He was awarded the Distinguished Flying Cross in July 1944. The citation read:
In the early phases of the war, Squadron Leader Wallens took part in a large number of sorties during which he destroyed at least 4 enemy aircraft. In combat in September, 1940, he was wounded in the leg by a cannon shell. Since his return to operational duties he has undertaken many air/sea rescue sorties and has been responsible for saving a number of personnel from the sea. He has set a splendid example of gallantry and devotion to duty.

In October 1946, Wallens transferred to the Administrative and Special Duties Branch.

He left the RAF in 1949.

==Post war==
After the war he worked in the motor trade and ran pubs and hotels.

In 1990, Wallens published his autobiography Flying Made My Arms Ache.
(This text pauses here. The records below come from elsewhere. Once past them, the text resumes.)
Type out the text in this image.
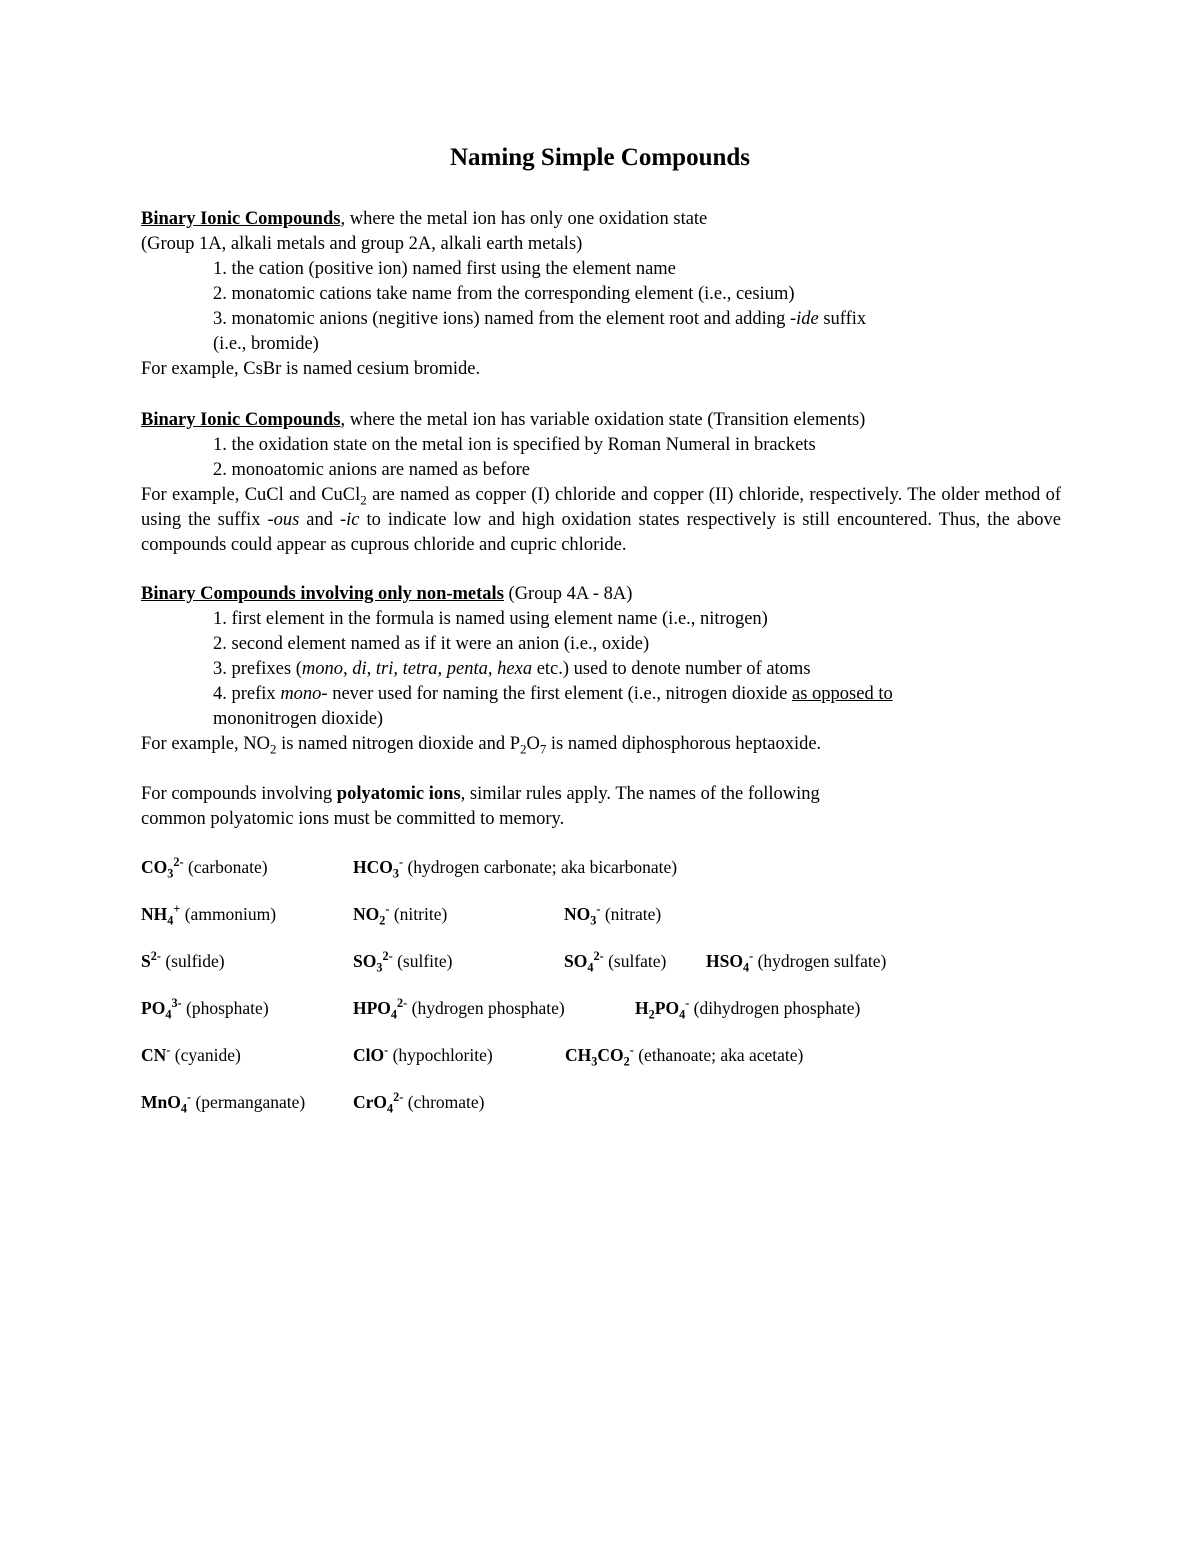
Naming Simple Compounds
Binary Ionic Compounds, where the metal ion has only one oxidation state
(Group 1A, alkali metals and group 2A, alkali earth metals)
1. the cation (positive ion) named first using the element name
2. monatomic cations take name from the corresponding element (i.e., cesium)
3. monatomic anions (negitive ions) named from the element root and adding -ide suffix
(i.e., bromide)
For example, CsBr is named cesium bromide.
Binary Ionic Compounds, where the metal ion has variable oxidation state (Transition elements)
1. the oxidation state on the metal ion is specified by Roman Numeral in brackets
2. monoatomic anions are named as before
For example, CuCl and CuCl$_2$ are named as copper (I) chloride and copper (II) chloride, respectively. The older method of using the suffix -ous and -ic to indicate low and high oxidation states respectively is still encountered. Thus, the above compounds could appear as cuprous chloride and cupric chloride.
Binary Compounds involving only non-metals (Group 4A - 8A)
1. first element in the formula is named using element name (i.e., nitrogen)
2. second element named as if it were an anion (i.e., oxide)
3. prefixes (mono, di, tri, tetra, penta, hexa etc.) used to denote number of atoms
4. prefix mono- never used for naming the first element (i.e., nitrogen dioxide as opposed to
mononitrogen dioxide)
For example, $NO_2$ is named nitrogen dioxide and $P_2O_7$ is named diphosphorous heptaoxide.
For compounds involving polyatomic ions, similar rules apply. The names of the following
common polyatomic ions must be committed to memory.
$CO_3^{2-}$ (carbonate)	$HCO_3^-$ (hydrogen carbonate; aka bicarbonate)
$NH_4^+$ (ammonium)	$NO_2^-$ (nitrite)	$NO_3^-$ (nitrate)
$S^{2-}$ (sulfide)	$SO_3^{2-}$ (sulfite)	$SO_4^{2-}$ (sulfate) $HSO_4^-$ (hydrogen sulfate)
$PO_4^{3-}$ (phosphate)	$HPO_4^{2-}$ (hydrogen phosphate)	$H_2PO_4^-$ (dihydrogen phosphate)
CN- (cyanide)	ClO- (hypochlorite)	$CH_3CO_2^-$ (ethanoate; aka acetate)
MnO$_4$- (permanganate)	CrO$_4^{2-}$ (chromate)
It contains an evocative account of the Battle of Britain.
(The day) started off well, but was to end in a terrible shambles. I was petrified but had to grin, six Spitfires against so many 109’s was a bloody tall order... we were literally flying above the backs of the Jerry bombers... I had been petrified earlier but now I was s******* blue lights at the sight of so many swastikas and black crosses... wishing to hell the CO would call it off and come back tomorrow.

Wallens married Violet Bate in 1961 and their daughter Karen was born that year. He died at Banbury, Oxfordshire, in November 1995, at the age of 79.

==Works==
- Wallens, Ronald (1990). "Flying made my arms ache"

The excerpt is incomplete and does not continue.